Fuelling York Region's fleet not much cheaper, despite low gas prices
Jan. 13, 2015
With gas prices below 90 cents a litre compared to the $1.36 you were shelling out just six months ago, you can decide whether to use the savings to pay off debt, invest, buy something practical or blow it on some fun purchases.
Surely, finance officials and politicians at York Region are just as eager to figure out ways of enjoying their windfall, especially since the region spends more than $20 million a year to fuel its public transit fleet, trucks, police cars and ambulances.
Turns out, it’s not that simple, according to Ed Hankins, director of the region’s treasury office, and Richmond Hill Councillor Vito Spatafora, chairperson of the region’s transportation committee.
To provide more budgeting stability, the region pre-purchases or “hedges” 80 per cent of its fuel, so those costs are set and don’t fluctuate on a daily basis the way they do for the average motorist at the gas pump, Hankins said.
“Eighty per cent is fixed and in the past, that has worked out well for us” when fuel prices have been higher and the region has pre-purchased at a lower cost, he said.
Regional vehicles rely predominantly on diesel, which can cost 15 cents more a litre than gasoline.
The region’s hedged cost for diesel is now at $1.16 a litre, but works out, after a fuel tax rebate, to a bottom line figure of $1.04 a litre.
The other 20 per cent of the region’s fuel costs is for gasoline used, for example, in York Regional Police cruisers.
Any savings from lower prices at the pump go into a reserve fund to offset the future cost of fuel when it rises, Hankins said.
Spatafora said he questioned if the region would benefit from plummeting global fuel costs, but acknowledged the 80 per cent hedge program limits possible savings.
“Hedging is something municipalities with large fleets get into, he said.
“We’ve enjoyed our savings when gas prices were higher but because we’re in a contractual agreement, you can’t opt out of it because it’s not in your favour.”
Meanwhile, while motorists are happily filling up at prices that haven’t been seen at the pumps since early 2009, Spatafora doesn’t think the lower prices will last forever.
“The problem with this situation, this is an artificially imposed savings because the demand hasn’t dropped.

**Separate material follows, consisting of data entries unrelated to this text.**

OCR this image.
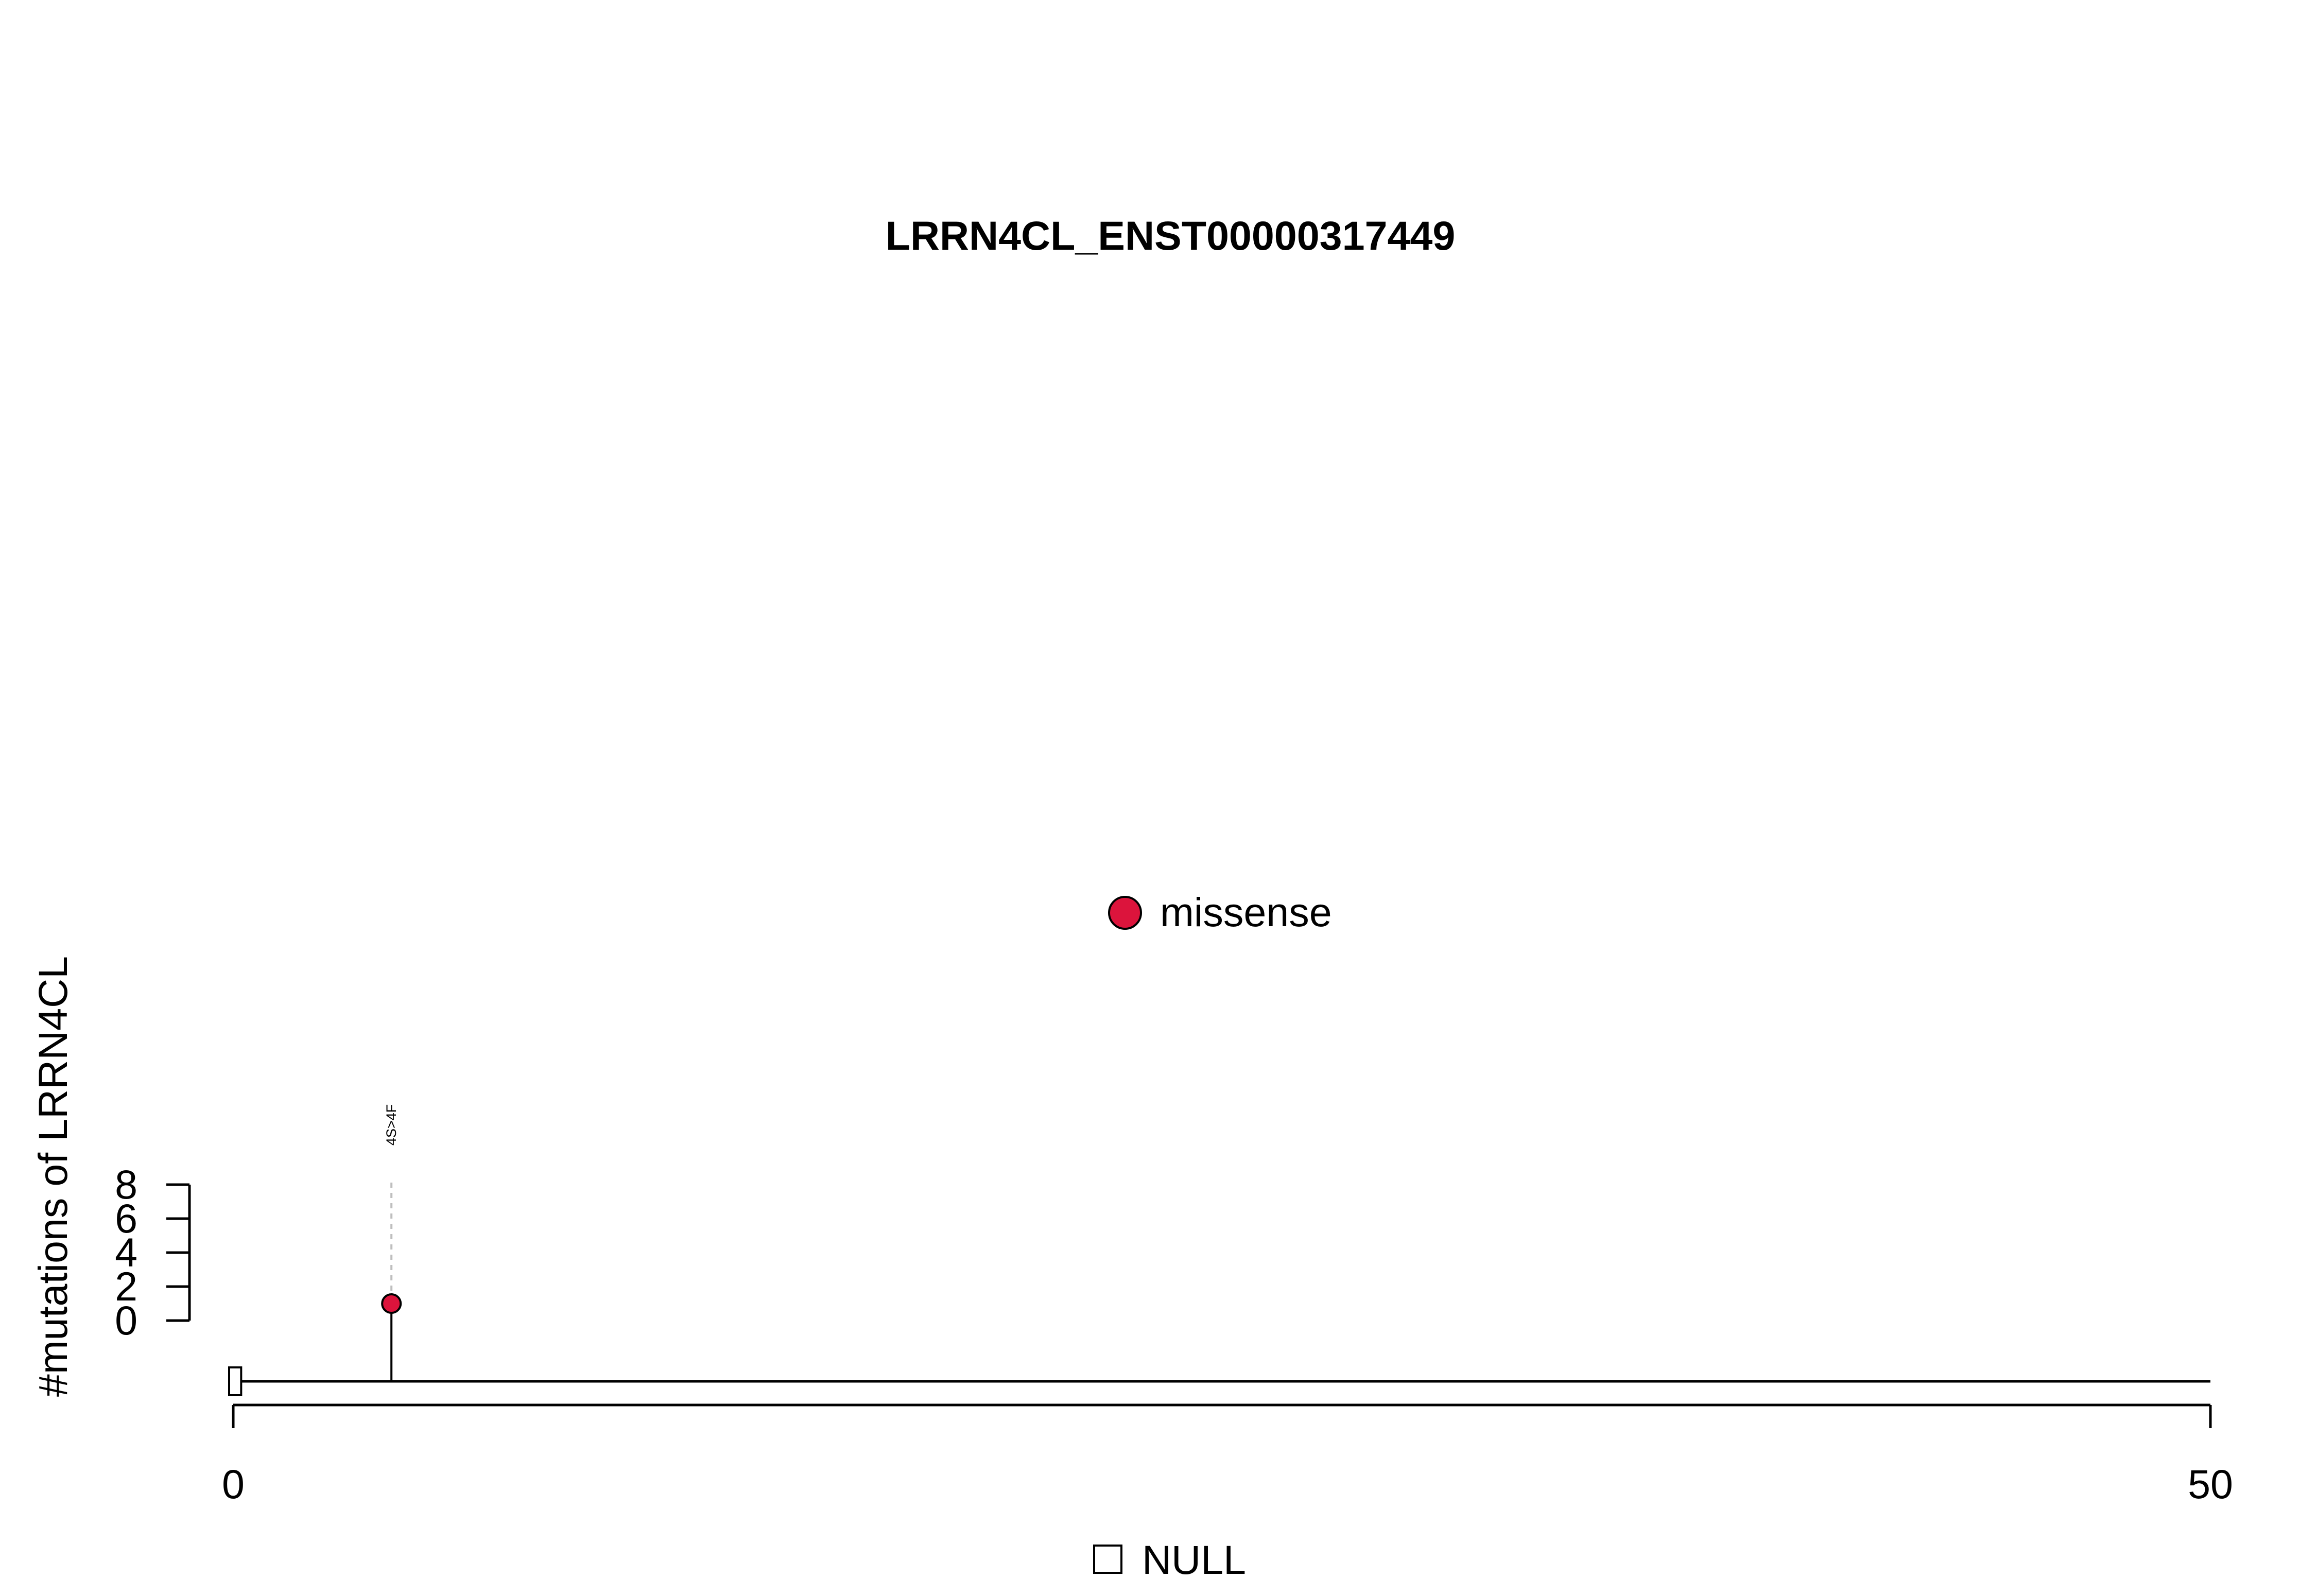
LRRN4CL_ENST00000317449
missense
#mutations of LRRN4CL 0
2
4
6
8
4S>4F
0	50
NULL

What has increased is the supply,” he said.
“There are political and economic reasons to do that. It’s a matter of time until they’ve achieved what they wanted. That will cause the cost to go up.”
Falling prices have been attributed to increasing U.S. oil production and the oil cartel OPEC (Organization of the Petroleum Exporting Countries) deciding not to cut production as a way to keep prices higher.
When prices rise, the region will benefit again from hedging, Spatafora said.